Sunday, January 30, 2011

Honoring Jack LaLanne




"It's no mystery. It's no big secret. It's just as easy as one, two, three - eat healthy, exercise and be positive."
Jack LaLanne

Relentlessly inspiring people to push themselves, Jack LaLanne often did the impossible. His feats of strength, endurance and willpower still defy the imagination. Jack wanted to test himself and to motivate people to get in shape, eat healthfully and feel good.

At age 43, towing a 2,500-pound cabin cruiser, Jack swam the Golden Gate Channel. The cold, swift ocean currents made this 1 mile swim a 6 ½ mile test of strength and endurance. On his 61st birthday, he swam the length of the Golden Gate Bridge (1.7 miles), underwater with 2 air tanks, for a second time, handcuffed, shackled and towing a 1,000-pound boat. Still challenging himself at 70 years old, he towed 70 boats with 70 people from the Queen's Way Bridge in the Long Beach Harbor to the Queen Mary, 1½ miles. Again he increased the difficulty by being handcuffed, and shackled. Unbelievable but true.

Jack's message was consistent. If you don't use it, you will lose it, and it is never to late to get into shape and be healthy. As a kid, Jack was out of shape and overweight. But after hearing a nutritionist speak, he started exercising and eating whole, unprocessed foods. His headaches and anger disappeared, and he felt like he was reborn.
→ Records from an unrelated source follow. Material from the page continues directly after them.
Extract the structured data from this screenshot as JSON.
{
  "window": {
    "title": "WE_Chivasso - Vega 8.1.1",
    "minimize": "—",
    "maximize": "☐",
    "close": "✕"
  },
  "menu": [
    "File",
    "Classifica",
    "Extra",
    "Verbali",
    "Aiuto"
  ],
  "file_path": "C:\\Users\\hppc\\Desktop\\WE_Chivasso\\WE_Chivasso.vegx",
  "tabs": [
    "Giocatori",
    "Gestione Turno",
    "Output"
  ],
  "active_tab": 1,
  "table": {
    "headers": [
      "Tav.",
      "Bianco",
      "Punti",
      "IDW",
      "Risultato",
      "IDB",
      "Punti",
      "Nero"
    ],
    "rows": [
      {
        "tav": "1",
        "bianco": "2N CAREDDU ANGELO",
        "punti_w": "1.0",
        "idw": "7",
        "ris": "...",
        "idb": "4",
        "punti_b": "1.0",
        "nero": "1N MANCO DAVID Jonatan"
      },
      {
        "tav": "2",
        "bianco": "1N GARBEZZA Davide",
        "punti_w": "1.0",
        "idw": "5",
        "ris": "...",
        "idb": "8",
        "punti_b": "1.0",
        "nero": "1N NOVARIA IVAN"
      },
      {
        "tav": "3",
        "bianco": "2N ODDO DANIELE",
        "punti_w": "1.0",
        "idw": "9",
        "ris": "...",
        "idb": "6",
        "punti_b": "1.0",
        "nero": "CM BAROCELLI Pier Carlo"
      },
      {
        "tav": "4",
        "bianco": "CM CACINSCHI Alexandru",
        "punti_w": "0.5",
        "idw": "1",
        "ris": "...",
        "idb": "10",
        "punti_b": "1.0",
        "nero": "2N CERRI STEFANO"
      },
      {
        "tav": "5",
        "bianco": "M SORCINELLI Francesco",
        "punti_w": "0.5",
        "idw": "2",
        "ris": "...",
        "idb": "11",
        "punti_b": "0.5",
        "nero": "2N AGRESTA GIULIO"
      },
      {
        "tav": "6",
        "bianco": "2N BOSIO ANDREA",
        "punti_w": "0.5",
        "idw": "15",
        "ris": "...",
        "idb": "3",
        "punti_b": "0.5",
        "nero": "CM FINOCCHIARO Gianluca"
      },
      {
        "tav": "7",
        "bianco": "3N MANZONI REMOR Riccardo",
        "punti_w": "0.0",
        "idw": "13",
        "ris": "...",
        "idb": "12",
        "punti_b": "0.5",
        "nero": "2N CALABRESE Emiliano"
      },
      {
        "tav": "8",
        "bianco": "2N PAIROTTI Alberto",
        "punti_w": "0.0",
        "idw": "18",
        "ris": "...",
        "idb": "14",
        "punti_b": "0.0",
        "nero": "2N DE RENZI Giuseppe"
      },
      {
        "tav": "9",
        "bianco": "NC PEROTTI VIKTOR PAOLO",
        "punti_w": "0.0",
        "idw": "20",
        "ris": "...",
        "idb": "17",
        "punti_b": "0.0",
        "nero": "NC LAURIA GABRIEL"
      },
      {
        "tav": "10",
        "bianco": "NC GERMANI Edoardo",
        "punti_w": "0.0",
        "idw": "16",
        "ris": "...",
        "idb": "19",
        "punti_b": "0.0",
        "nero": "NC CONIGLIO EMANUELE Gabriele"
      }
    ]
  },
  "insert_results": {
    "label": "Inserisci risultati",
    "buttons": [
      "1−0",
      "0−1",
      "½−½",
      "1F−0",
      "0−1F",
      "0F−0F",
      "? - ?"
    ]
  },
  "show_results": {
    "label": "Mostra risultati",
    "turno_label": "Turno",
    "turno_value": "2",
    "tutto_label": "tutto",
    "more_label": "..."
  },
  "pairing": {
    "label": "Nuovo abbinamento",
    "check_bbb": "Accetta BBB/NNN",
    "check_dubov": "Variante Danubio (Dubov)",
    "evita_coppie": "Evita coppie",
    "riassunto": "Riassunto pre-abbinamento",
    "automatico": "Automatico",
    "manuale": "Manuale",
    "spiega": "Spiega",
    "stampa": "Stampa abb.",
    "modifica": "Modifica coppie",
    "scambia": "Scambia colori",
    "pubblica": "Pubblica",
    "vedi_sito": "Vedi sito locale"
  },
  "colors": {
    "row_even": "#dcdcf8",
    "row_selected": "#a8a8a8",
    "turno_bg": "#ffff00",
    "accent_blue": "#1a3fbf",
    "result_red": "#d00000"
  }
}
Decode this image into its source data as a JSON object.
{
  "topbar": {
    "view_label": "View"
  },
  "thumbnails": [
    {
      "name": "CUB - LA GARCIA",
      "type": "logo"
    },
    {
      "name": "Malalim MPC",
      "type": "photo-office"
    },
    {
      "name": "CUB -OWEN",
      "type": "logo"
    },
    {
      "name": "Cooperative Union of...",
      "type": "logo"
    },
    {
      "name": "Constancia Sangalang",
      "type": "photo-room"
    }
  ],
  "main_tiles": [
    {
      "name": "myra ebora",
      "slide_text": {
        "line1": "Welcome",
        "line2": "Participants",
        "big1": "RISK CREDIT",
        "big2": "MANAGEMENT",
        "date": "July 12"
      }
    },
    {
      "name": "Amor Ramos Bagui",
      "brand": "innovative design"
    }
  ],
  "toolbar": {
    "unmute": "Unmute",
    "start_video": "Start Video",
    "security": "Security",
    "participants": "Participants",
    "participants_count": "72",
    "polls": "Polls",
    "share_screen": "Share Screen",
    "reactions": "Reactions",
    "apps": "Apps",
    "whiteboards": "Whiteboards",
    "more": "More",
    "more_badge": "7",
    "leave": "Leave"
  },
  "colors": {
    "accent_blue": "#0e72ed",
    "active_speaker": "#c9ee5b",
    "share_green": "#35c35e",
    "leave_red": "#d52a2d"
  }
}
Ultimately practicing good health leads us to our highest potential and Jack was the living example of this truth.

A pioneer, a man with a vision and ahead of his time, he started the first fitness gym. Back in the 1940's and 50's doctors believed that working out with weights would give people heart attacks. But Jack lived to be 96, lifting weights until he died of pneumonia. His book "Live Young Forever" was published when he was 95.

A true yogi lives a life of dedication, discipline, service, and integrity. Jack LaLanne was bringing these principles of yoga into the American mainstream way before yoga became popular in the USA. On your mat is the perfect place to practice these principles with the intention to bring them more fully into your life off the mat. Be curious about your body. Feel as many muscles as you can imagine. As Jack said, know that your body is a temple of the divine. So respect it. Listen to it. Learn from it. Give your yoga practice your full attention and test your limits within your practice. Engage your muscles deeply, breathe fully, live completely in the present moment.

There is a deep truth to Jacks words, "I have a spiritual experience all the time! When I wake up in the morning, man, I'm telling you—I have hands, I have feet, and I praise that omnipotent power that gave them to me, whatever it is. We don't know what it is, but we've got to know that there is some power that's beyond our comprehension.
" When you open yourselves to that power that lives in you, around you and through you, you open to a world of magic, power and beauty.